Mapping of Zostera habitat in the sublittoral zone using underwater hyperspectral imaging and unmanned surface vehicle (MSc Thesis)
Seagrass meadows around the world are threatened by anthropogenic activity, causing habitat destruction and global warming. There is a need for better high-resolution mapping to increase monitoring abilities and fill knowledge gaps regarding these vulnerable shallow coastal ecosystems. In this study, an underwater hyperspectral imager (UHI) was deployed by an unmanned surface vehicle (USV) to map spatial and seasonal distribution of marine vegetation (seagrass and macroalgae) in a Zostera (eelgrass) habitat in Hopavågen, a semi-enclosed bay in Agdenes, Norway. The UHI enables species-specific identification based on characteristic pigment composition of the organism of interest (OOI), resulting in a spectral reflectance curve (i.e. optical signature) detected by the sensor, and obtained in each image pixel with spatial resolution of 1 cm2 and spectral resolution of 2.2 nm. Three transect lines from September, December and February were recorded with an altitude of ~1.6 m above the area of interest on the seafloor.

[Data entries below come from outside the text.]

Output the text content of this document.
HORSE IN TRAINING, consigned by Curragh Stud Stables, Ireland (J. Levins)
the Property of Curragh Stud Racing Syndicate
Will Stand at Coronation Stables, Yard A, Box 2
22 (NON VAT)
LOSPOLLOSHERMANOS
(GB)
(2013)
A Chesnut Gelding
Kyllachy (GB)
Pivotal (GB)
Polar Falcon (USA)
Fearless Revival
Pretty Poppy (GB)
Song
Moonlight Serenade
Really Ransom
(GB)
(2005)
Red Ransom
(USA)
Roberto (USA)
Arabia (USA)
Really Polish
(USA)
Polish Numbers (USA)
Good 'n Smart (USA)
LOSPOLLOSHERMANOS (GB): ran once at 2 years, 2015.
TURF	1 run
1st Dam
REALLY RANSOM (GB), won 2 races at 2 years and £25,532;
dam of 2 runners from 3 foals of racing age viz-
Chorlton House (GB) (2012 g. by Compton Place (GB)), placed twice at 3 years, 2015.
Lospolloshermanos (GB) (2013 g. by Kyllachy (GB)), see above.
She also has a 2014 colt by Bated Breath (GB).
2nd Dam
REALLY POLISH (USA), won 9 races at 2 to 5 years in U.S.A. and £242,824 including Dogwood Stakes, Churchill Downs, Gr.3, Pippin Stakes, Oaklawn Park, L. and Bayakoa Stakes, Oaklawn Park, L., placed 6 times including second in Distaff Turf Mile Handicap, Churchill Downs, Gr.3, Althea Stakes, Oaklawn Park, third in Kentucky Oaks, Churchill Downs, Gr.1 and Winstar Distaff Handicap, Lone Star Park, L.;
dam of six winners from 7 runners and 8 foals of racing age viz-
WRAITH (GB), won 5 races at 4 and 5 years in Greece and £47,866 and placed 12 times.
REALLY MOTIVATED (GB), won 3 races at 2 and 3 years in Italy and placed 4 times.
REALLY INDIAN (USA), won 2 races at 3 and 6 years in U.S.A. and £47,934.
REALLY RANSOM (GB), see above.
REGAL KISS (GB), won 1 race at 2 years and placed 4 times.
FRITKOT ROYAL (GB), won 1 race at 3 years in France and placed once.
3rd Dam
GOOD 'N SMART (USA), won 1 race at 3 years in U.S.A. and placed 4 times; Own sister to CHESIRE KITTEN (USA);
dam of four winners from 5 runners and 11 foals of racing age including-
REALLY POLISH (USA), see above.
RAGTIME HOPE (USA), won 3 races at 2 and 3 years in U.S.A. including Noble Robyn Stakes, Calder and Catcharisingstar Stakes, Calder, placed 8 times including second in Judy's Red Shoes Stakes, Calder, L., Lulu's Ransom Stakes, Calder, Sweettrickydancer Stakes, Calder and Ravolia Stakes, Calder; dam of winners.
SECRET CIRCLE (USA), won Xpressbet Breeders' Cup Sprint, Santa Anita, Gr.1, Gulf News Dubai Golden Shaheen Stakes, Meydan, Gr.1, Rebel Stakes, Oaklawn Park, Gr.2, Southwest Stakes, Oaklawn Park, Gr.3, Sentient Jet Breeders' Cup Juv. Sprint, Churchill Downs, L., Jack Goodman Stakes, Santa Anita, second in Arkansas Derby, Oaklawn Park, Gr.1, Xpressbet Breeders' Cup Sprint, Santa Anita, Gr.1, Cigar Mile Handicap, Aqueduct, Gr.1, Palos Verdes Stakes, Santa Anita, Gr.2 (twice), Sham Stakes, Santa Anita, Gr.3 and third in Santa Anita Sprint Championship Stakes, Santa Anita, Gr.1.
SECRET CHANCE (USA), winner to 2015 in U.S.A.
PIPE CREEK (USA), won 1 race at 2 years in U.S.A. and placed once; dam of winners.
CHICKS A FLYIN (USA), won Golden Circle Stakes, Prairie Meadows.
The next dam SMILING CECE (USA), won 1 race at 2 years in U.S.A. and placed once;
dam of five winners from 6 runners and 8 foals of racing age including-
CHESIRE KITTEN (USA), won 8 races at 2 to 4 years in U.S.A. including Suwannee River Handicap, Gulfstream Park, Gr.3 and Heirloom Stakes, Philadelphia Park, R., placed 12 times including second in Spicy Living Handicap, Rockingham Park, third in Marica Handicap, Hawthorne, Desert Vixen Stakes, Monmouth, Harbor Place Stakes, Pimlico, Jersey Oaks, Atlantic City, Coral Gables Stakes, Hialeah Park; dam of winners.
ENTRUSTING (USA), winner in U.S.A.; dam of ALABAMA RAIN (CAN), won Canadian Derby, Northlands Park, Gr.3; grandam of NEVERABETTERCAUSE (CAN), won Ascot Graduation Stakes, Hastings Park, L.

After the georeferencing, radiometric processing and radiance conversion of the UHI data, the marine vegetation was identified using the supervised classification algorithm Support Vector Machine (SVM) in order to create distribution maps and estimate percent areal coverage of the OOIs. Additionally, the SVM-classifier was compared to Band Ratio and Decision Tree classifications. The efficiency and reliability of this mapping technique were assessed by looking at the classification accuracy, time use and the ability to revisit the same location. Since turf algae (filamentous epiphytic algae) is a major threat to seagrass health and grows rapidly due to eutrophication, the study also investigated the potential for detection and quantification of turf algae growth, but further work is needed to separate specific brown macroalgae species with confidence.
The SVM classification successfully separated seagrass from macroalgae, but performed differently according to the pre-processing and quality of the UHI data. Downwelling spectral irradiance and inherent optical properties of the seawater play an essential role in the signal-to-noise ratio, influencing correct classification. Thus, the Band Ratio classification is considered to be the most reliable and time efficient classifier for seagrass mapping in different seasons, under the conditions outlined by this thesis, using the characteristic reflectance maximum at 550 nm and reflectance minimum at 665 nm to extract information of the distribution of photosynthesizing biomass absorbing wavelengths corresponding to Chlorophyll a and b. However, withered seagrass was found to have a similar optical signature as brown algae, and this must be kept in mind when interpreting the classification results. Turf algae of small sizes were also difficult to classify with confidence.
By demonstrating USV-based UHI mapping, the study is a contribution to establish and validate different methods for acquiring and translating UHI data into ecologically important information, which can be applied to seagrass research and aid ecosystem management and conservation in the upcoming years.